Combining CT scans and clinical features for improved automated COVID-19 detection

R. HACKING

Master thesis 2021.

During the first peak of the COVID-19 pandemic, hospitals in hard-hit regions were overflowing with patients at the emergency unit with respiratory complaints. Since the RT-PCR test was in limited supply at the time and test results took a long time to obtain, many hospitals opted to use chest CT scans of COVID-19 suspects.

As a result of this, several studies examined the possibility of automating the detection of COVID-19 in CT scans. One such study, by Lessmann et al., 2020, developed a model to predict COVID-19 severity scores based on these chest CT scans. In this thesis, we extended their model in several ways to take into account additional clinical values (such as blood values, sex, and age) to predict either PCR outcomes or clinical diagnoses.

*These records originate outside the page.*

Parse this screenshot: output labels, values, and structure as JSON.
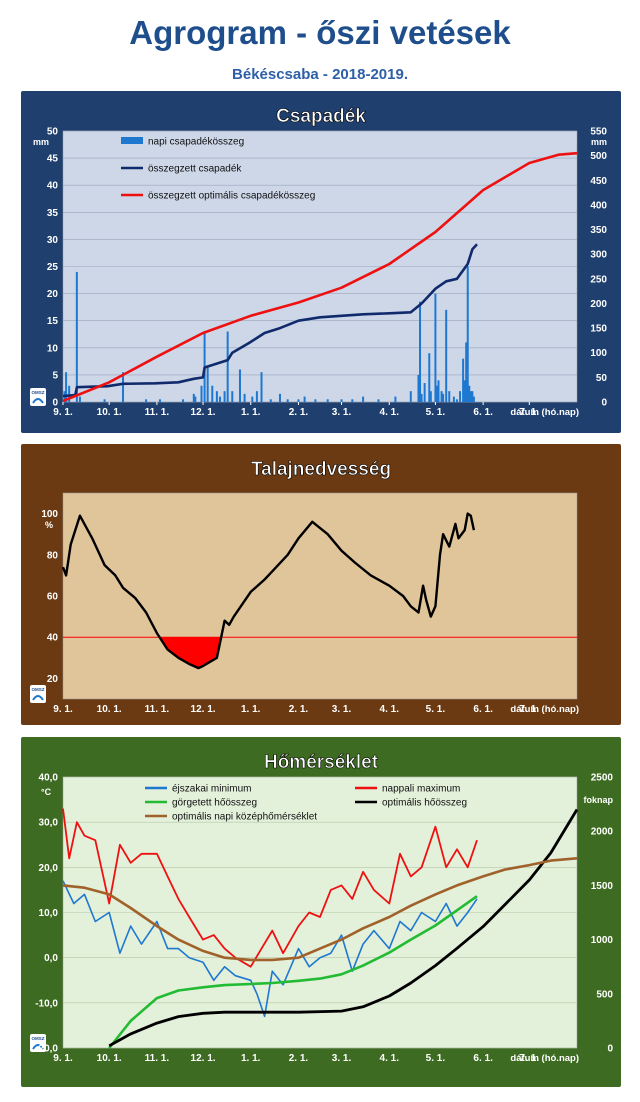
{
  "header": {
    "title": "Agrogram - őszi vetések",
    "subtitle": "Békéscsaba - 2018-2019."
  },
  "colors": {
    "title": "#1f4e8c",
    "precip_frame": "#1f3f6e",
    "precip_plot": "#cdd7e8",
    "daily_bar": "#1f78d0",
    "cumulative_precip": "#102a6b",
    "optimal": "#ee1111",
    "moisture_frame": "#6b3a12",
    "moisture_plot": "#e0c49a",
    "deficit_fill": "#ff0000",
    "temp_frame": "#3e6b22",
    "temp_plot": "#e3f0da",
    "night_min": "#1f78d0",
    "day_max": "#ee1111",
    "rolling_sum": "#22bb33",
    "optimal_sum": "#000000",
    "optimal_mean": "#a0622a"
  },
  "x_ticks": [
    "9. 1.",
    "10. 1.",
    "11. 1.",
    "12. 1.",
    "1. 1.",
    "2. 1.",
    "3. 1.",
    "4. 1.",
    "5. 1.",
    "6. 1.",
    "7. 1."
  ],
  "x_axis_label": "dátum (hó.nap)",
  "logo_text": "OMSZ",
  "chart_data": [
    {
      "type": "bar",
      "title": "Csapadék",
      "ylabel": "mm",
      "y2label": "mm",
      "ylim": [
        0,
        50
      ],
      "y_ticks": [
        "0",
        "5",
        "10",
        "15",
        "20",
        "25",
        "30",
        "35",
        "40",
        "45",
        "50"
      ],
      "y2lim": [
        0,
        550
      ],
      "y2_ticks": [
        "0",
        "50",
        "100",
        "150",
        "200",
        "250",
        "300",
        "350",
        "400",
        "450",
        "500",
        "550"
      ],
      "xlabel": "dátum (hó.nap)",
      "legend": [
        "napi csapadékösszeg",
        "összegzett csapadék",
        "összegzett optimális csapadékösszeg"
      ],
      "legend_position": "top-left",
      "grid": true,
      "series": [
        {
          "name": "napi csapadékösszeg",
          "kind": "bar",
          "axis": "left",
          "x": [
            "2018-09-02",
            "2018-09-03",
            "2018-09-05",
            "2018-09-10",
            "2018-09-12",
            "2018-09-28",
            "2018-10-10",
            "2018-10-25",
            "2018-11-03",
            "2018-11-18",
            "2018-11-25",
            "2018-11-26",
            "2018-11-30",
            "2018-12-02",
            "2018-12-04",
            "2018-12-07",
            "2018-12-10",
            "2018-12-12",
            "2018-12-15",
            "2018-12-17",
            "2018-12-20",
            "2018-12-25",
            "2018-12-28",
            "2019-01-02",
            "2019-01-05",
            "2019-01-08",
            "2019-01-14",
            "2019-01-20",
            "2019-01-25",
            "2019-02-01",
            "2019-02-05",
            "2019-02-12",
            "2019-02-20",
            "2019-03-01",
            "2019-03-08",
            "2019-03-15",
            "2019-03-25",
            "2019-04-05",
            "2019-04-15",
            "2019-04-20",
            "2019-04-21",
            "2019-04-22",
            "2019-04-24",
            "2019-04-27",
            "2019-04-28",
            "2019-05-01",
            "2019-05-02",
            "2019-05-03",
            "2019-05-05",
            "2019-05-06",
            "2019-05-08",
            "2019-05-10",
            "2019-05-13",
            "2019-05-15",
            "2019-05-17",
            "2019-05-19",
            "2019-05-20",
            "2019-05-21",
            "2019-05-22",
            "2019-05-23",
            "2019-05-24",
            "2019-05-25",
            "2019-05-26"
          ],
          "values": [
            2,
            5.5,
            3,
            24,
            1,
            0.5,
            5.5,
            0.5,
            0.5,
            0.5,
            1.5,
            1,
            3,
            13,
            6.5,
            3,
            2,
            1,
            2,
            13,
            2,
            6,
            1.5,
            1,
            2,
            5.5,
            0.5,
            1.5,
            0.5,
            0.5,
            1,
            0.5,
            0.5,
            0.5,
            0.5,
            1,
            0.5,
            1,
            2,
            5,
            18.5,
            1.5,
            3.5,
            9,
            2,
            20,
            3,
            4,
            2,
            1.5,
            17,
            2,
            1,
            0.5,
            2,
            8,
            4,
            11,
            25,
            3,
            2,
            2,
            1
          ]
        },
        {
          "name": "összegzett csapadék",
          "kind": "line",
          "axis": "right",
          "x": [
            "2018-09-01",
            "2018-09-09",
            "2018-09-10",
            "2018-09-30",
            "2018-10-10",
            "2018-10-31",
            "2018-11-15",
            "2018-11-25",
            "2018-12-01",
            "2018-12-02",
            "2018-12-17",
            "2018-12-20",
            "2018-12-31",
            "2019-01-10",
            "2019-01-20",
            "2019-02-01",
            "2019-02-15",
            "2019-03-01",
            "2019-03-15",
            "2019-04-01",
            "2019-04-15",
            "2019-04-22",
            "2019-05-01",
            "2019-05-08",
            "2019-05-15",
            "2019-05-22",
            "2019-05-25",
            "2019-05-28"
          ],
          "values": [
            12,
            14,
            30,
            32,
            37,
            38,
            40,
            47,
            50,
            70,
            85,
            100,
            120,
            140,
            150,
            165,
            172,
            175,
            178,
            180,
            182,
            200,
            230,
            245,
            250,
            280,
            310,
            320
          ]
        },
        {
          "name": "összegzett optimális csapadékösszeg",
          "kind": "line",
          "axis": "right",
          "x": [
            "2018-09-01",
            "2018-10-01",
            "2018-11-01",
            "2018-12-01",
            "2019-01-01",
            "2019-02-01",
            "2019-03-01",
            "2019-04-01",
            "2019-05-01",
            "2019-06-01",
            "2019-07-01",
            "2019-07-20",
            "2019-08-01"
          ],
          "values": [
            2,
            40,
            92,
            140,
            175,
            202,
            232,
            280,
            345,
            430,
            485,
            502,
            505
          ]
        }
      ]
    },
    {
      "type": "area",
      "title": "Talajnedvesség",
      "ylabel": "%",
      "ylim": [
        10,
        110
      ],
      "y_ticks": [
        "20",
        "40",
        "60",
        "80",
        "100"
      ],
      "threshold": 40,
      "xlabel": "dátum (hó.nap)",
      "grid": false,
      "series": [
        {
          "name": "",
          "kind": "line",
          "x": [
            "2018-09-01",
            "2018-09-03",
            "2018-09-06",
            "2018-09-12",
            "2018-09-20",
            "2018-09-28",
            "2018-10-05",
            "2018-10-10",
            "2018-10-18",
            "2018-10-25",
            "2018-11-01",
            "2018-11-08",
            "2018-11-15",
            "2018-11-22",
            "2018-11-25",
            "2018-11-28",
            "2018-12-01",
            "2018-12-10",
            "2018-12-15",
            "2018-12-18",
            "2018-12-21",
            "2019-01-01",
            "2019-01-10",
            "2019-01-15",
            "2019-01-25",
            "2019-02-01",
            "2019-02-10",
            "2019-02-20",
            "2019-03-01",
            "2019-03-10",
            "2019-03-20",
            "2019-04-01",
            "2019-04-10",
            "2019-04-15",
            "2019-04-20",
            "2019-04-23",
            "2019-04-25",
            "2019-04-28",
            "2019-05-01",
            "2019-05-04",
            "2019-05-06",
            "2019-05-10",
            "2019-05-14",
            "2019-05-16",
            "2019-05-20",
            "2019-05-22",
            "2019-05-24",
            "2019-05-26"
          ],
          "values": [
            74,
            70,
            85,
            99,
            88,
            75,
            70,
            64,
            59,
            52,
            42,
            34,
            30,
            27,
            26,
            25,
            26,
            30,
            48,
            46,
            50,
            62,
            68,
            72,
            80,
            88,
            96,
            90,
            82,
            76,
            70,
            65,
            60,
            55,
            52,
            65,
            58,
            50,
            55,
            80,
            90,
            84,
            95,
            88,
            92,
            100,
            99,
            92
          ]
        }
      ]
    },
    {
      "type": "line",
      "title": "Hőmérséklet",
      "ylabel": "°C",
      "y2label": "foknap",
      "ylim": [
        -20,
        40
      ],
      "y_ticks": [
        "-20,0",
        "-10,0",
        "0,0",
        "10,0",
        "20,0",
        "30,0",
        "40,0"
      ],
      "y2lim": [
        0,
        2500
      ],
      "y2_ticks": [
        "0",
        "500",
        "1000",
        "1500",
        "2000",
        "2500"
      ],
      "xlabel": "dátum (hó.nap)",
      "legend": [
        "éjszakai minimum",
        "nappali maximum",
        "görgetett hőösszeg",
        "optimális hőösszeg",
        "optimális napi középhőmérséklet"
      ],
      "legend_position": "top",
      "grid": true,
      "series": [
        {
          "name": "éjszakai minimum",
          "kind": "line",
          "axis": "left",
          "x": [
            "2018-09-01",
            "2018-09-08",
            "2018-09-15",
            "2018-09-22",
            "2018-10-01",
            "2018-10-08",
            "2018-10-15",
            "2018-10-22",
            "2018-11-01",
            "2018-11-08",
            "2018-11-15",
            "2018-11-22",
            "2018-12-01",
            "2018-12-08",
            "2018-12-15",
            "2018-12-22",
            "2019-01-01",
            "2019-01-05",
            "2019-01-10",
            "2019-01-15",
            "2019-01-22",
            "2019-02-01",
            "2019-02-08",
            "2019-02-15",
            "2019-02-22",
            "2019-03-01",
            "2019-03-08",
            "2019-03-15",
            "2019-03-22",
            "2019-04-01",
            "2019-04-08",
            "2019-04-15",
            "2019-04-22",
            "2019-05-01",
            "2019-05-08",
            "2019-05-15",
            "2019-05-22",
            "2019-05-28"
          ],
          "values": [
            17,
            12,
            14,
            8,
            10,
            1,
            7,
            3,
            8,
            2,
            2,
            0,
            -1,
            -5,
            -2,
            -4,
            -5,
            -8,
            -13,
            -3,
            -6,
            2,
            -2,
            0,
            1,
            5,
            -3,
            3,
            6,
            2,
            8,
            6,
            10,
            8,
            12,
            7,
            10,
            13
          ]
        },
        {
          "name": "nappali maximum",
          "kind": "line",
          "axis": "left",
          "x": [
            "2018-09-01",
            "2018-09-05",
            "2018-09-10",
            "2018-09-15",
            "2018-09-22",
            "2018-10-01",
            "2018-10-08",
            "2018-10-15",
            "2018-10-22",
            "2018-11-01",
            "2018-11-08",
            "2018-11-15",
            "2018-11-22",
            "2018-12-01",
            "2018-12-08",
            "2018-12-15",
            "2018-12-22",
            "2019-01-01",
            "2019-01-08",
            "2019-01-15",
            "2019-01-22",
            "2019-02-01",
            "2019-02-08",
            "2019-02-15",
            "2019-02-22",
            "2019-03-01",
            "2019-03-08",
            "2019-03-15",
            "2019-03-22",
            "2019-04-01",
            "2019-04-08",
            "2019-04-15",
            "2019-04-22",
            "2019-05-01",
            "2019-05-08",
            "2019-05-15",
            "2019-05-22",
            "2019-05-28"
          ],
          "values": [
            33,
            22,
            30,
            27,
            26,
            12,
            25,
            21,
            23,
            23,
            18,
            13,
            9,
            4,
            5,
            2,
            0,
            -2,
            2,
            6,
            1,
            7,
            10,
            9,
            15,
            16,
            13,
            19,
            15,
            12,
            23,
            18,
            20,
            29,
            20,
            24,
            20,
            26
          ]
        },
        {
          "name": "görgetett hőösszeg",
          "kind": "line",
          "axis": "right",
          "x": [
            "2018-10-01",
            "2018-10-15",
            "2018-11-01",
            "2018-11-15",
            "2018-12-01",
            "2018-12-15",
            "2019-01-01",
            "2019-01-15",
            "2019-02-01",
            "2019-02-15",
            "2019-03-01",
            "2019-03-15",
            "2019-04-01",
            "2019-04-15",
            "2019-05-01",
            "2019-05-15",
            "2019-05-28"
          ],
          "values": [
            0,
            250,
            460,
            530,
            560,
            580,
            590,
            600,
            620,
            640,
            680,
            760,
            880,
            1000,
            1130,
            1270,
            1400
          ]
        },
        {
          "name": "optimális hőösszeg",
          "kind": "line",
          "axis": "right",
          "x": [
            "2018-10-01",
            "2018-10-15",
            "2018-11-01",
            "2018-11-15",
            "2018-12-01",
            "2018-12-15",
            "2019-01-01",
            "2019-02-01",
            "2019-03-01",
            "2019-03-15",
            "2019-04-01",
            "2019-04-15",
            "2019-05-01",
            "2019-05-15",
            "2019-06-01",
            "2019-06-15",
            "2019-07-01",
            "2019-07-15",
            "2019-08-01"
          ],
          "values": [
            20,
            130,
            230,
            290,
            320,
            330,
            330,
            330,
            340,
            380,
            480,
            600,
            760,
            920,
            1120,
            1320,
            1550,
            1800,
            2200
          ]
        },
        {
          "name": "optimális napi középhőmérséklet",
          "kind": "line",
          "axis": "left",
          "x": [
            "2018-09-01",
            "2018-09-15",
            "2018-10-01",
            "2018-10-15",
            "2018-11-01",
            "2018-11-15",
            "2018-12-01",
            "2018-12-15",
            "2019-01-01",
            "2019-01-15",
            "2019-02-01",
            "2019-02-15",
            "2019-03-01",
            "2019-03-15",
            "2019-04-01",
            "2019-04-15",
            "2019-05-01",
            "2019-05-15",
            "2019-06-01",
            "2019-06-15",
            "2019-07-01",
            "2019-07-15",
            "2019-08-01"
          ],
          "values": [
            16,
            15.5,
            14,
            11,
            7,
            4,
            1.5,
            0,
            -0.5,
            -0.5,
            0,
            2,
            4,
            6.5,
            9,
            11.5,
            14,
            16,
            18,
            19.5,
            20.5,
            21.5,
            22
          ]
        }
      ]
    }
  ]
}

Based on data from the Canisius-Wilhelmina Ziekenhuis (CWZ) hospital and Radboudumc hospitals, as well as the COVID-19 dataset by Ning et al., 2020, we found that integrating these two modalities can indeed lead to improved performance when both clinical and visual features are of sufficient quality. When training on data from the CWZ hospital and evaluating on data from the Radboudumc hospital, models using only clinical features or visual features achieved Area Under the ROC Curve (AUC) values of 0.773 and 0.826, respectively; their combination resulted in an AUC of 0.851.

Similarly, when training on data from the Union hospital in the iCTCF dataset and predicting on data from the Union hospital in that same dataset, we obtained AUCs of 0.687 and 0.812 for clinical and visual features, respectively; their combination resulted in an AUC of 0.862.

However, we also discovered that the patterns of missing data present in these clinical feature datasets can play an essential role in the performance of the models fitted on them. We thus developed additional methods to analyze and mitigate this effect to obtain fairer evaluations and increase model generalizability. Still, the high diagnostic performance of some of our models suggests that they could be adapted into clinical practice, and our methods pertaining to missing data could be used to aid further research using clinical feature datasets.